My Sub 37 currently sits atop a 100 year old school desk near my mixing desk. It is often elemental to my writing/arranging process.

       Ever wonder why people think hip-hop when they hear the term "producer" these days? It's because hip-hop is a genera created by producers, for producers in a studio setting in which they have 100% control of the sound. This method of creation was only possible with the advent of overdubbing and is first seen in disco. Producers would arrange a song and then record it piece by piece: Rhythm section, horns, a string section and finally bring in the vocalist, making sure everything was perfect along the way. Then it would be mixed and mastered, often in the same studio it was written in.

      Once electronic instruments were popularized in the 80's, the process of layering well isolated sounds became easier and much more affordable. A producer could have a perfectly isolated 808 kick and snare and bring in, say, a Juno-106 without worrying about the acoustic qualities of the space. They could lay down the foundation of a track at Carnagy Hall or in a wigwam in a wormhole and it wouldn't matter- the sound would be the same.  

      I discovered these qualities after I fell in love with the sound, but I guess the move towards more synthesis was purpose driven to the extent that I love the idea of being able to craft sounds that fit texturally and tonally exactly where they need to sit within the mix. That level of control lets you have the scientific precision that every engineer craves. And as an independent producer who often records and mixes from a home studio, the control over sonic isolation is very valuable.

      Another big change during that period was making the switch from Pro Tools and Logic (more traditional Digital Audio Workstations) to Ableton Live. This introduced an entirely new process for writing and arranging. Recording is a constant battle to capture creativity in the midst of stress, time constraints and technology that always finds a way to go awry. True art is perfect, even when it has mistakes in it because the momentum of inspiration is there. Think about anytime Charley Parker hit a wrong note- he never has because he keeps the momentum going and incorporates the surprises into the music. Jackson Pollock, throwing paint at the canvas- there's a level of control that the artist must give up in order to channel inspiration. Sound is molten until it hits the tape head, but interupt that flow of that inspiration and you'll end up with a track that has a kink in it. Nothing can distract an artist more than telling them to wait in between takes. I cringe when I have to hit the talk back button and say, "one moment, let me find that."
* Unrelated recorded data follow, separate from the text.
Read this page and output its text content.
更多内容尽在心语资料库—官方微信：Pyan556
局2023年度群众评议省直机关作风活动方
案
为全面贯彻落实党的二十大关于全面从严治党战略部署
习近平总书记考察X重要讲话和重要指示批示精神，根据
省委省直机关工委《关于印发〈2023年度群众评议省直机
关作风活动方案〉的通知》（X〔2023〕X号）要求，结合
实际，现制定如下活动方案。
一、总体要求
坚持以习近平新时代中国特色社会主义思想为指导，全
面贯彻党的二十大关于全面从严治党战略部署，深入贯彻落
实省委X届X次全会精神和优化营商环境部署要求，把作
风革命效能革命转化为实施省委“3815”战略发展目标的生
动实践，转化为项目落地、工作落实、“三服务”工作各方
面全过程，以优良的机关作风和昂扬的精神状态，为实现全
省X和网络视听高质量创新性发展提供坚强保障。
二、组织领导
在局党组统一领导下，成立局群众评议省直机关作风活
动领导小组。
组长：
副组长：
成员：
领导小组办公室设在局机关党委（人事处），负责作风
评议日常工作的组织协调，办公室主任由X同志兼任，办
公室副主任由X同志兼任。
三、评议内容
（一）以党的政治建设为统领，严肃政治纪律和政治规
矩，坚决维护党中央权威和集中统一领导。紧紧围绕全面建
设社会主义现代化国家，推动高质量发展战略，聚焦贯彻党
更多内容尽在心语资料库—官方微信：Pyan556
      Ableton is usually known as a platform DJ's use on stage as well as a DAW that people produce their own music in. As such, it is rare, as far as I know, to see it in a studio being used with more traditional, disco era production methods. But I love it because it is a recording platform that I can "play" like an instrument. It's unique "Session" layout is a grid mode that allows me the same kind of immediacy in arranging, writing and recording that the artist needs from their engineer, and because we're both able to be creative in real time, it's easy to find that momentum of inspiration and channel it together. It's also an excellent platform for digital synthesis with it's integrated system, Operator and others.
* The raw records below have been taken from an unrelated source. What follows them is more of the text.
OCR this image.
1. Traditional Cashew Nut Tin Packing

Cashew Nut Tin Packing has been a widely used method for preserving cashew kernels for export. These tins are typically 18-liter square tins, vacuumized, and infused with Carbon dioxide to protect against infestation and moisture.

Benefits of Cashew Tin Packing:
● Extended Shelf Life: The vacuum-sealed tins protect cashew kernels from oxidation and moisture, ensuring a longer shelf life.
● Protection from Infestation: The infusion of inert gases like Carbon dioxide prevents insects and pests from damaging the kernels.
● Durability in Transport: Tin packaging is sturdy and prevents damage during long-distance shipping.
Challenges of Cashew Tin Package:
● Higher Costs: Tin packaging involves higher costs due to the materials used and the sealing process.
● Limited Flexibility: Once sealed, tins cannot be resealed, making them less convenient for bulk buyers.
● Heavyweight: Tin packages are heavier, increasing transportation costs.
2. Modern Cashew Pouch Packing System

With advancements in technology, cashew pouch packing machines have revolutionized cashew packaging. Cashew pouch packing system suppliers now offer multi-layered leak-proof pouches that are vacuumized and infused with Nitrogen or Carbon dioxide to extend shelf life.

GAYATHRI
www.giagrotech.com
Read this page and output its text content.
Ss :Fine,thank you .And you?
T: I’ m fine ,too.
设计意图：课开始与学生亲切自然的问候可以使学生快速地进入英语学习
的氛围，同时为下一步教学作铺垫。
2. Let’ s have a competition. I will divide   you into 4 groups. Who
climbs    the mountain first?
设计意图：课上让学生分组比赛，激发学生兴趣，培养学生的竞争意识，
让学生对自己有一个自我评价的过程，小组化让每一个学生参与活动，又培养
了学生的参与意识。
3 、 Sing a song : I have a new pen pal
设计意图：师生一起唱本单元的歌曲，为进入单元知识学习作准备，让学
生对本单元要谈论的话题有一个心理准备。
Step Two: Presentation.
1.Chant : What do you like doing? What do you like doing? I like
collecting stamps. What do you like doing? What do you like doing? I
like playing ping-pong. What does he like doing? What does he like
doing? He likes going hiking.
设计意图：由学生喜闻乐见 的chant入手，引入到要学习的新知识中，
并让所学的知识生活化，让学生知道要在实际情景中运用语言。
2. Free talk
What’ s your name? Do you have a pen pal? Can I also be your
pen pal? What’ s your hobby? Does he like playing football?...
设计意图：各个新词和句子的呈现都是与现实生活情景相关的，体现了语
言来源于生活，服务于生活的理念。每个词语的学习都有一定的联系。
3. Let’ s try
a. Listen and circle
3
      That winter I dove deep down the "synth hole" [colloquially dubbed by my friends], and emerged a producer with a brand new lease on the creative process. Fast forward to today, when synthesis plays a critical role in how I develop new tones and textures, experiment with rhythms, and arrange parts. I'm always researching and learning more because the depth of possibilities is really bottomless. It's funny how something that is so often undervalued to most commercial studios can be the perfect tool for endless creativity. If you're a musician or an engineer itching to try something new, I'll warn you to proceed with caution because it can pull you in.